The application of multivariate analysis (factor analysis) on the dataset describing the chemical profile and antioxidant potential of the raspberry pomace extracts showed that, after the extraction of principal components and varimax normalized rotation, the first two factor axes (Figure 1) describe more than 99% of the sample’s variability. In terms of factor axis 1 (FA 1), the variability of samples is significantly described by the quantified amounts of p-coumaric, quercetin, and by the results of antioxidant potential obtained in DPPH assay (DPPH-IC50). On the other side, the shape of the variability is mostly determined by factor axis 2 (FA2), and significantly correlates with the results obtained in the DPPH assay, expressed as ascorbic acid equivalents (DPPH_AAE). All other variables, such as caffeic, gallic, ellagic and chlorogenic acids, the amounts of total phenolics, total flavonoids, and total anthocyanins, as well as the results of antioxidant potential obtained in FRAP and DPPH assays (DPPH-Trolox Eq), had a strong mutual correlation (parameters grouped together) and are described by both factors (FA1 and FA2).

Figure 1

Factor analysis of the chemical profile and antioxidant potential of the raspberry pomace extracts.
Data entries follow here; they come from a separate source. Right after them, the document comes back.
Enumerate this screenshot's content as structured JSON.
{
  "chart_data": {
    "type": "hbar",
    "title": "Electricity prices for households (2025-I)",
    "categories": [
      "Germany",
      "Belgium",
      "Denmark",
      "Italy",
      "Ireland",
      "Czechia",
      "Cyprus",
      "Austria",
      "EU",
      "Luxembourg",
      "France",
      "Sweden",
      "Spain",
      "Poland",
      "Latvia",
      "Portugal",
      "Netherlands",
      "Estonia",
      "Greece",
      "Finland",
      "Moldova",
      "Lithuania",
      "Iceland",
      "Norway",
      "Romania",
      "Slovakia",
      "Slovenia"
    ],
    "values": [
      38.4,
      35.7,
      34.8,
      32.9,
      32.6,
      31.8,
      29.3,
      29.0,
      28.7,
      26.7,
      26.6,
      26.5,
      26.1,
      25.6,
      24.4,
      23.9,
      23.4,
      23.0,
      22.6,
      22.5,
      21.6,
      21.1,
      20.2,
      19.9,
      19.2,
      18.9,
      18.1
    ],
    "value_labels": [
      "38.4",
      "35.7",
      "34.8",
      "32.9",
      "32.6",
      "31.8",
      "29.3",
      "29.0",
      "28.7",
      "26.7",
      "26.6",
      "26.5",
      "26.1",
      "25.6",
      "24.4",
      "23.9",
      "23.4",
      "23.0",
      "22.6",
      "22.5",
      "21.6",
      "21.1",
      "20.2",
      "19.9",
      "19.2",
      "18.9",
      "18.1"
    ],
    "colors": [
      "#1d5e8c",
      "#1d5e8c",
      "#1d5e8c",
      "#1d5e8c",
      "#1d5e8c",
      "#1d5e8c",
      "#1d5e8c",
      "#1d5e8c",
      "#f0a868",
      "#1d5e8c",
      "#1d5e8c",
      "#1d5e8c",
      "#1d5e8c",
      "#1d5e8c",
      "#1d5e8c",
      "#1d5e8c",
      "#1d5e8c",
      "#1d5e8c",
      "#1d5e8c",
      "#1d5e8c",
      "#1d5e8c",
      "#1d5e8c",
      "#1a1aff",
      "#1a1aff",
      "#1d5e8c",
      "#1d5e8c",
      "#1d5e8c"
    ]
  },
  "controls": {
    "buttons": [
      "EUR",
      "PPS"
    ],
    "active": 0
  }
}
Figure 2 reveals grouping of the UAE sample (Sample 1 in Figure 2) in the positive part of FA 1 as a result of the higher content of total phenolics, flavonoids, and anthocyanins, gallic, caffeic, chlorogenic and ellagic acids, as well as significantly higher antioxidant potential, exhibited in all of the assays performed. On the other hand, localization of the CM sample (Sample 2 in Figure 2) in the negative part of FA 1 is a consequence of higher quercetin and p-coumaric acid levels, as well as weaker antioxidant potential, when compared with the UAE sample.

Figure 2

The position of the examined samples in the space defined by the first two factor axes.
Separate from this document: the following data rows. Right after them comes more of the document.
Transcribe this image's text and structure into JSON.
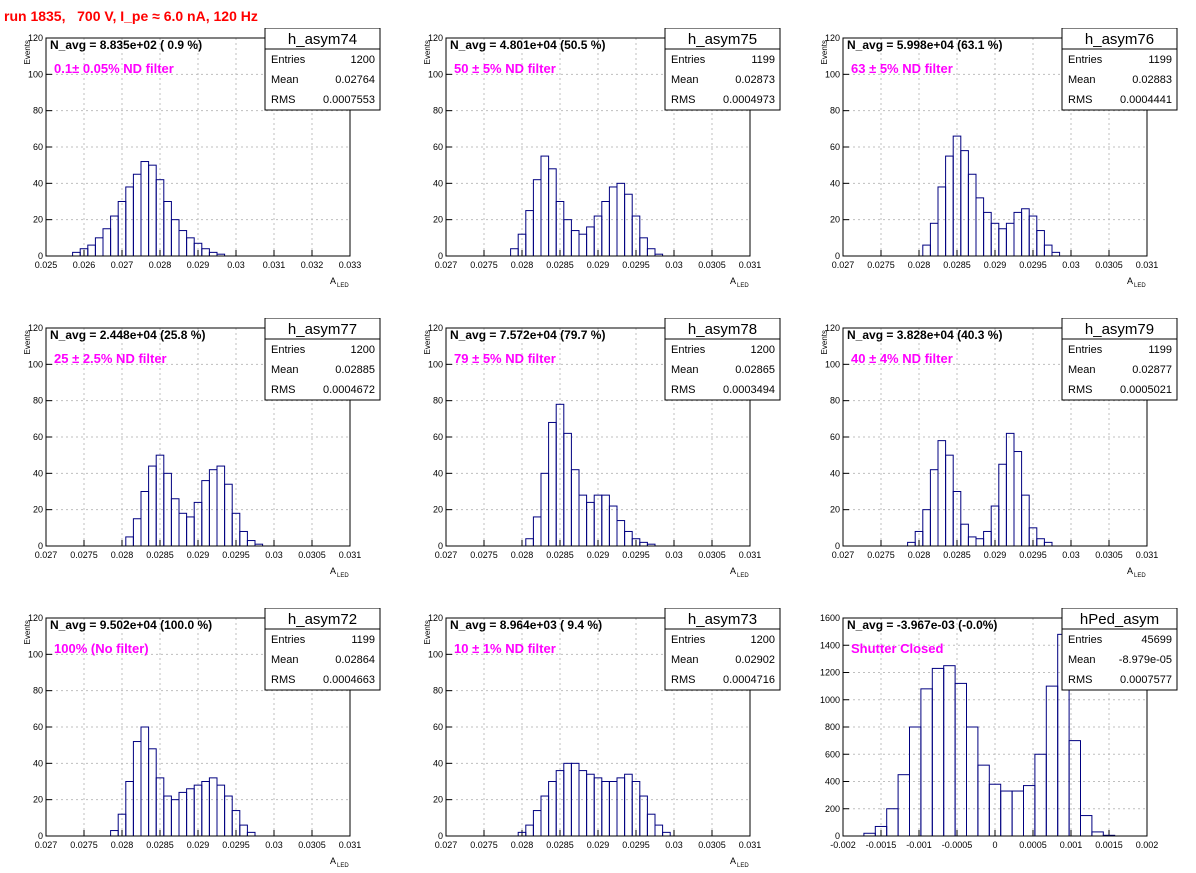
{
  "title": "run 1835,   700 V, I_pe ≈ 6.0 nA, 120 Hz",
  "colors": {
    "title": "#ff0000",
    "hist": "#000080",
    "annotation": "#ff00ff",
    "frame": "#000000",
    "grid": "#bfbfbf"
  },
  "chart_data": [
    {
      "type": "bar",
      "name": "h_asym74",
      "stats": [
        [
          "Entries",
          "1200"
        ],
        [
          "Mean",
          "0.02764"
        ],
        [
          "RMS",
          "0.0007553"
        ]
      ],
      "navg": "N_avg = 8.835e+02 ( 0.9 %)",
      "annotation": "0.1± 0.05% ND filter",
      "xlabel": "A",
      "xlabel_sub": "LED",
      "ylabel": "Events",
      "xlim": [
        0.025,
        0.033
      ],
      "ylim": [
        0,
        120
      ],
      "xticks": [
        "0.025",
        "0.026",
        "0.027",
        "0.028",
        "0.029",
        "0.03",
        "0.031",
        "0.032",
        "0.033"
      ],
      "yticks": [
        "0",
        "20",
        "40",
        "60",
        "80",
        "100",
        "120"
      ],
      "bins": [
        [
          0.0258,
          2
        ],
        [
          0.026,
          4
        ],
        [
          0.0262,
          6
        ],
        [
          0.0264,
          10
        ],
        [
          0.0266,
          15
        ],
        [
          0.0268,
          22
        ],
        [
          0.027,
          30
        ],
        [
          0.0272,
          38
        ],
        [
          0.0274,
          45
        ],
        [
          0.0276,
          52
        ],
        [
          0.0278,
          50
        ],
        [
          0.028,
          42
        ],
        [
          0.0282,
          30
        ],
        [
          0.0284,
          20
        ],
        [
          0.0286,
          14
        ],
        [
          0.0288,
          10
        ],
        [
          0.029,
          7
        ],
        [
          0.0292,
          4
        ],
        [
          0.0294,
          2
        ],
        [
          0.0296,
          1
        ]
      ]
    },
    {
      "type": "bar",
      "name": "h_asym75",
      "stats": [
        [
          "Entries",
          "1199"
        ],
        [
          "Mean",
          "0.02873"
        ],
        [
          "RMS",
          "0.0004973"
        ]
      ],
      "navg": "N_avg = 4.801e+04 (50.5 %)",
      "annotation": "50 ± 5% ND filter",
      "xlabel": "A",
      "xlabel_sub": "LED",
      "ylabel": "Events",
      "xlim": [
        0.027,
        0.031
      ],
      "ylim": [
        0,
        120
      ],
      "xticks": [
        "0.027",
        "0.0275",
        "0.028",
        "0.0285",
        "0.029",
        "0.0295",
        "0.03",
        "0.0305",
        "0.031"
      ],
      "yticks": [
        "0",
        "20",
        "40",
        "60",
        "80",
        "100",
        "120"
      ],
      "bins": [
        [
          0.0279,
          4
        ],
        [
          0.028,
          12
        ],
        [
          0.0281,
          25
        ],
        [
          0.0282,
          42
        ],
        [
          0.0283,
          55
        ],
        [
          0.0284,
          48
        ],
        [
          0.0285,
          30
        ],
        [
          0.0286,
          20
        ],
        [
          0.0287,
          14
        ],
        [
          0.0288,
          12
        ],
        [
          0.0289,
          16
        ],
        [
          0.029,
          22
        ],
        [
          0.0291,
          30
        ],
        [
          0.0292,
          38
        ],
        [
          0.0293,
          40
        ],
        [
          0.0294,
          34
        ],
        [
          0.0295,
          22
        ],
        [
          0.0296,
          10
        ],
        [
          0.0297,
          4
        ],
        [
          0.0298,
          1
        ]
      ]
    },
    {
      "type": "bar",
      "name": "h_asym76",
      "stats": [
        [
          "Entries",
          "1199"
        ],
        [
          "Mean",
          "0.02883"
        ],
        [
          "RMS",
          "0.0004441"
        ]
      ],
      "navg": "N_avg = 5.998e+04 (63.1 %)",
      "annotation": "63 ± 5% ND filter",
      "xlabel": "A",
      "xlabel_sub": "LED",
      "ylabel": "Events",
      "xlim": [
        0.027,
        0.031
      ],
      "ylim": [
        0,
        120
      ],
      "xticks": [
        "0.027",
        "0.0275",
        "0.028",
        "0.0285",
        "0.029",
        "0.0295",
        "0.03",
        "0.0305",
        "0.031"
      ],
      "yticks": [
        "0",
        "20",
        "40",
        "60",
        "80",
        "100",
        "120"
      ],
      "bins": [
        [
          0.0281,
          6
        ],
        [
          0.0282,
          18
        ],
        [
          0.0283,
          38
        ],
        [
          0.0284,
          55
        ],
        [
          0.0285,
          66
        ],
        [
          0.0286,
          58
        ],
        [
          0.0287,
          45
        ],
        [
          0.0288,
          32
        ],
        [
          0.0289,
          24
        ],
        [
          0.029,
          18
        ],
        [
          0.0291,
          15
        ],
        [
          0.0292,
          18
        ],
        [
          0.0293,
          24
        ],
        [
          0.0294,
          26
        ],
        [
          0.0295,
          22
        ],
        [
          0.0296,
          14
        ],
        [
          0.0297,
          6
        ],
        [
          0.0298,
          2
        ]
      ]
    },
    {
      "type": "bar",
      "name": "h_asym77",
      "stats": [
        [
          "Entries",
          "1200"
        ],
        [
          "Mean",
          "0.02885"
        ],
        [
          "RMS",
          "0.0004672"
        ]
      ],
      "navg": "N_avg = 2.448e+04 (25.8 %)",
      "annotation": "25 ± 2.5% ND filter",
      "xlabel": "A",
      "xlabel_sub": "LED",
      "ylabel": "Events",
      "xlim": [
        0.027,
        0.031
      ],
      "ylim": [
        0,
        120
      ],
      "xticks": [
        "0.027",
        "0.0275",
        "0.028",
        "0.0285",
        "0.029",
        "0.0295",
        "0.03",
        "0.0305",
        "0.031"
      ],
      "yticks": [
        "0",
        "20",
        "40",
        "60",
        "80",
        "100",
        "120"
      ],
      "bins": [
        [
          0.0281,
          5
        ],
        [
          0.0282,
          15
        ],
        [
          0.0283,
          30
        ],
        [
          0.0284,
          44
        ],
        [
          0.0285,
          50
        ],
        [
          0.0286,
          40
        ],
        [
          0.0287,
          26
        ],
        [
          0.0288,
          18
        ],
        [
          0.0289,
          16
        ],
        [
          0.029,
          24
        ],
        [
          0.0291,
          36
        ],
        [
          0.0292,
          42
        ],
        [
          0.0293,
          44
        ],
        [
          0.0294,
          34
        ],
        [
          0.0295,
          18
        ],
        [
          0.0296,
          8
        ],
        [
          0.0297,
          3
        ],
        [
          0.0298,
          1
        ]
      ]
    },
    {
      "type": "bar",
      "name": "h_asym78",
      "stats": [
        [
          "Entries",
          "1200"
        ],
        [
          "Mean",
          "0.02865"
        ],
        [
          "RMS",
          "0.0003494"
        ]
      ],
      "navg": "N_avg = 7.572e+04 (79.7 %)",
      "annotation": "79 ± 5% ND filter",
      "xlabel": "A",
      "xlabel_sub": "LED",
      "ylabel": "Events",
      "xlim": [
        0.027,
        0.031
      ],
      "ylim": [
        0,
        120
      ],
      "xticks": [
        "0.027",
        "0.0275",
        "0.028",
        "0.0285",
        "0.029",
        "0.0295",
        "0.03",
        "0.0305",
        "0.031"
      ],
      "yticks": [
        "0",
        "20",
        "40",
        "60",
        "80",
        "100",
        "120"
      ],
      "bins": [
        [
          0.0281,
          4
        ],
        [
          0.0282,
          16
        ],
        [
          0.0283,
          40
        ],
        [
          0.0284,
          68
        ],
        [
          0.0285,
          78
        ],
        [
          0.0286,
          62
        ],
        [
          0.0287,
          42
        ],
        [
          0.0288,
          28
        ],
        [
          0.0289,
          24
        ],
        [
          0.029,
          28
        ],
        [
          0.0291,
          28
        ],
        [
          0.0292,
          22
        ],
        [
          0.0293,
          14
        ],
        [
          0.0294,
          8
        ],
        [
          0.0295,
          4
        ],
        [
          0.0296,
          2
        ],
        [
          0.0297,
          1
        ]
      ]
    },
    {
      "type": "bar",
      "name": "h_asym79",
      "stats": [
        [
          "Entries",
          "1199"
        ],
        [
          "Mean",
          "0.02877"
        ],
        [
          "RMS",
          "0.0005021"
        ]
      ],
      "navg": "N_avg = 3.828e+04 (40.3 %)",
      "annotation": "40 ± 4% ND filter",
      "xlabel": "A",
      "xlabel_sub": "LED",
      "ylabel": "Events",
      "xlim": [
        0.027,
        0.031
      ],
      "ylim": [
        0,
        120
      ],
      "xticks": [
        "0.027",
        "0.0275",
        "0.028",
        "0.0285",
        "0.029",
        "0.0295",
        "0.03",
        "0.0305",
        "0.031"
      ],
      "yticks": [
        "0",
        "20",
        "40",
        "60",
        "80",
        "100",
        "120"
      ],
      "bins": [
        [
          0.0279,
          2
        ],
        [
          0.028,
          8
        ],
        [
          0.0281,
          20
        ],
        [
          0.0282,
          42
        ],
        [
          0.0283,
          58
        ],
        [
          0.0284,
          50
        ],
        [
          0.0285,
          30
        ],
        [
          0.0286,
          12
        ],
        [
          0.0287,
          5
        ],
        [
          0.0288,
          4
        ],
        [
          0.0289,
          8
        ],
        [
          0.029,
          22
        ],
        [
          0.0291,
          45
        ],
        [
          0.0292,
          62
        ],
        [
          0.0293,
          52
        ],
        [
          0.0294,
          28
        ],
        [
          0.0295,
          10
        ],
        [
          0.0296,
          4
        ],
        [
          0.0297,
          2
        ]
      ]
    },
    {
      "type": "bar",
      "name": "h_asym72",
      "stats": [
        [
          "Entries",
          "1199"
        ],
        [
          "Mean",
          "0.02864"
        ],
        [
          "RMS",
          "0.0004663"
        ]
      ],
      "navg": "N_avg = 9.502e+04 (100.0 %)",
      "annotation": "100% (No filter)",
      "xlabel": "A",
      "xlabel_sub": "LED",
      "ylabel": "Events",
      "xlim": [
        0.027,
        0.031
      ],
      "ylim": [
        0,
        120
      ],
      "xticks": [
        "0.027",
        "0.0275",
        "0.028",
        "0.0285",
        "0.029",
        "0.0295",
        "0.03",
        "0.0305",
        "0.031"
      ],
      "yticks": [
        "0",
        "20",
        "40",
        "60",
        "80",
        "100",
        "120"
      ],
      "bins": [
        [
          0.0279,
          3
        ],
        [
          0.028,
          12
        ],
        [
          0.0281,
          30
        ],
        [
          0.0282,
          52
        ],
        [
          0.0283,
          60
        ],
        [
          0.0284,
          48
        ],
        [
          0.0285,
          32
        ],
        [
          0.0286,
          22
        ],
        [
          0.0287,
          20
        ],
        [
          0.0288,
          24
        ],
        [
          0.0289,
          26
        ],
        [
          0.029,
          28
        ],
        [
          0.0291,
          30
        ],
        [
          0.0292,
          32
        ],
        [
          0.0293,
          28
        ],
        [
          0.0294,
          22
        ],
        [
          0.0295,
          14
        ],
        [
          0.0296,
          6
        ],
        [
          0.0297,
          2
        ]
      ]
    },
    {
      "type": "bar",
      "name": "h_asym73",
      "stats": [
        [
          "Entries",
          "1200"
        ],
        [
          "Mean",
          "0.02902"
        ],
        [
          "RMS",
          "0.0004716"
        ]
      ],
      "navg": "N_avg = 8.964e+03 ( 9.4 %)",
      "annotation": "10 ± 1% ND filter",
      "xlabel": "A",
      "xlabel_sub": "LED",
      "ylabel": "Events",
      "xlim": [
        0.027,
        0.031
      ],
      "ylim": [
        0,
        120
      ],
      "xticks": [
        "0.027",
        "0.0275",
        "0.028",
        "0.0285",
        "0.029",
        "0.0295",
        "0.03",
        "0.0305",
        "0.031"
      ],
      "yticks": [
        "0",
        "20",
        "40",
        "60",
        "80",
        "100",
        "120"
      ],
      "bins": [
        [
          0.028,
          2
        ],
        [
          0.0281,
          6
        ],
        [
          0.0282,
          14
        ],
        [
          0.0283,
          22
        ],
        [
          0.0284,
          30
        ],
        [
          0.0285,
          36
        ],
        [
          0.0286,
          40
        ],
        [
          0.0287,
          40
        ],
        [
          0.0288,
          36
        ],
        [
          0.0289,
          34
        ],
        [
          0.029,
          32
        ],
        [
          0.0291,
          30
        ],
        [
          0.0292,
          30
        ],
        [
          0.0293,
          32
        ],
        [
          0.0294,
          34
        ],
        [
          0.0295,
          30
        ],
        [
          0.0296,
          22
        ],
        [
          0.0297,
          12
        ],
        [
          0.0298,
          6
        ],
        [
          0.0299,
          2
        ]
      ]
    },
    {
      "type": "bar",
      "name": "hPed_asym",
      "stats": [
        [
          "Entries",
          "45699"
        ],
        [
          "Mean",
          "-8.979e-05"
        ],
        [
          "RMS",
          "0.0007577"
        ]
      ],
      "navg": "N_avg = -3.967e-03 (-0.0%)",
      "annotation": "Shutter Closed",
      "xlabel": "",
      "xlabel_sub": "",
      "ylabel": "",
      "xlim": [
        -0.002,
        0.002
      ],
      "ylim": [
        0,
        1600
      ],
      "xticks": [
        "-0.002",
        "-0.0015",
        "-0.001",
        "-0.0005",
        "0",
        "0.0005",
        "0.001",
        "0.0015",
        "0.002"
      ],
      "yticks": [
        "0",
        "200",
        "400",
        "600",
        "800",
        "1000",
        "1200",
        "1400",
        "1600"
      ],
      "bins": [
        [
          -0.00165,
          20
        ],
        [
          -0.0015,
          70
        ],
        [
          -0.00135,
          200
        ],
        [
          -0.0012,
          450
        ],
        [
          -0.00105,
          800
        ],
        [
          -0.0009,
          1080
        ],
        [
          -0.00075,
          1230
        ],
        [
          -0.0006,
          1250
        ],
        [
          -0.00045,
          1120
        ],
        [
          -0.0003,
          800
        ],
        [
          -0.00015,
          520
        ],
        [
          0,
          380
        ],
        [
          0.00015,
          330
        ],
        [
          0.0003,
          330
        ],
        [
          0.00045,
          370
        ],
        [
          0.0006,
          600
        ],
        [
          0.00075,
          1100
        ],
        [
          0.0009,
          1480
        ],
        [
          0.00105,
          700
        ],
        [
          0.0012,
          150
        ],
        [
          0.00135,
          30
        ],
        [
          0.0015,
          5
        ]
      ]
    }
  ]
}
Phenolic compounds, for example p-coumaric acid, are reported to be more highly correlated with antioxidant capacity than anthocyanins are [52]. Interestingly, in this work, based on the factorial analysis, this compound is grouped with the DPPH assay IC50 values.

4. Conclusions

Based on the obtained results, ultrasound-assisted extraction (UAE) of the raspberry pomace maximized the yield in terms of total phenolics (27.79 mg/L GAE), flavonoids (8.02 mg/g QE), and anthocyanins (7.13 mg/L C3G Eq), particularly caffeic (19.17 µg/g), chlorogenic (3.56 µg/g), ellagic (105.52 µg/g), and gallic acids (8.75 µg/g). Moreover, UAE ensured higher antioxidant potential of the obtained extract, in comparison with conventional maceration (CM), in terms of FRAP (1002.72 µmol/L) and DPPH assays (969.71 µmol/mL vit C Eq; 567.00 µmol/100 g Trolox Eq). On the other hand, maceration maximizes the yield of quercetin and p-coumaric acid extraction from the raspberry fruit pomace.
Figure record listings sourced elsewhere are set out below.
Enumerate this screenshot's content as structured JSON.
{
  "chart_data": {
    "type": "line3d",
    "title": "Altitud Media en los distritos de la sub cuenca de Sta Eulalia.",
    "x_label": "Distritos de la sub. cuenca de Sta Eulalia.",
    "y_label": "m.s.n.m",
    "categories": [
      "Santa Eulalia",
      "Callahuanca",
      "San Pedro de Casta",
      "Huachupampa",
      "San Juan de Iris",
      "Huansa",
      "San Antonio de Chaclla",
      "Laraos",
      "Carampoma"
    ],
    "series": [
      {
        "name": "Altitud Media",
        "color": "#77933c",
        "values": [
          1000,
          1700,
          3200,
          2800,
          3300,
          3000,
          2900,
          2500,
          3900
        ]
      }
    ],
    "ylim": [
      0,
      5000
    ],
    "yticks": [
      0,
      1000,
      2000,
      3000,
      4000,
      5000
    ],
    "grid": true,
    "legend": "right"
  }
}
Considering the general lack of precautionary measures in developing countries, and that fruit and vegetable processing generates large quantities of biowaste and places a significant burden on the environment, the obtained results have both local and international significance. One can argue that the bioactive and functional molecules of raspberry fruit are already discussed in the literature and that the obtained results are based on common extraction methods. Nevertheless, due to the specific environmental conditions, this evaluation study of raspberry fruit harvested in Montenegro (in the Mediterranean region) supports the increasing body of evidence about the RFP chemical profile and biological potential. Therefore, RFP deserves to be more valorized in the future as a source of retrievable bioactive compounds and fiber, and more frequently an object of research interest in the field of nutraceuticals, food preservation, and functional food.